И вот я сижу в одиночестве – ведьма, скрывающая свои способности; подруга принца, не способная найти себе места.
Пока Ник готовится к выступлению, я сажусь так, чтобы ему было хорошо меня видно. На случай если мужество покинет друга – как тогда на пути к перевалу Лиль Бьерг. Но я нахожу место с краю, чтобы, повернув голову, суметь беспрепятственно смотреть на море.
Он приедет.
Он обещал.
Какая тебе вообще разница?
Я снова взглянула на королевскую семью. И на языки пламени. Еще до дебюта Ника мне придется пройти эту пытку.
Перед началом «праздничного» обряда также принято произносить речь. И хотя король сложил все свои полномочия и передал их Нику, королева Шарлотта ни за что не упустит возможности поговорить об ужасном колдовстве.
Королева – воплощение красоты, со своей изящной фигурой и лебединой грацией. Ее волосы завиты и уложены в высокую прическу. Светлым ореолом они красуются вокруг короны из сапфиров и бриллиантов. Она делает шаг вперед. Свет костра освещает женщину – она словно сошла с картины.
В ее руках одетая в кроваво-красное платье кукла.

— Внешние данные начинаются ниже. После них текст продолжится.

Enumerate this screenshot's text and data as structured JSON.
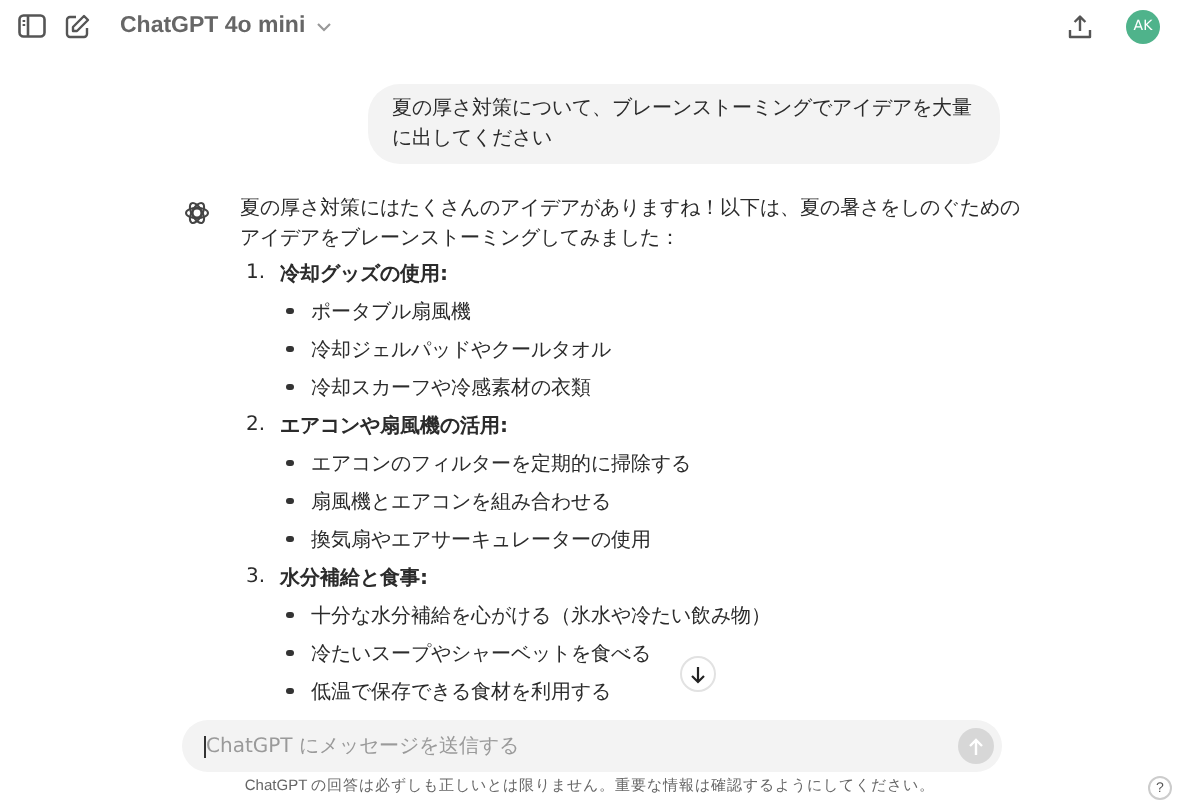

Она первая совершит обряд.
Как будто бы в смерти каждого датчанина, ушедшего из жизни за последние шестьсот лет, были виноваты ведьмы.
Как будто бы Ольденбурги не казнили сотни женщин, не имея серьезных доказательств их вины.
Как будто бы король Кристиан IV, известный как «Охотник на ведьм», не кичился своей репутацией и количеством жизней, которые загубил.
– Добрый вечер, мои дорогие, – королева Шарлотта приветствует толпу улыбкой, напоминающей трещащий под давлением лед. – Этой ночью мы празднуем не только начало Литасблота в Хаунештаде, но и вспоминаем тяжелые испытания, выпавшие на долю наших предков.
Костяшки моих пальцев белеют, когда я сжимаю лежащую на коленях куклу. Слушать королеву даже хуже, чем бросать олицетворяющую меня фигурку в огонь.
– Мы, обитатели королевств на берегах Эресунна, живем в гармонии и безопасности благодаря храбрости короля Кристиана IV. Мы живем в гармонии и безопасности благодаря установленным им законам. Колдовству место в глубинах ада.
Королева резко поднимает красную куклу над головой. С головы маленькой ведьмы слетает колпак и исчезает в языках пламени.
– Если на наших берегах еще остались дьявольские отродья, пускай знают: им нет места на нашей земле и на этом свете.
Клянусь, она смотрит на меня, когда произносит эти слова.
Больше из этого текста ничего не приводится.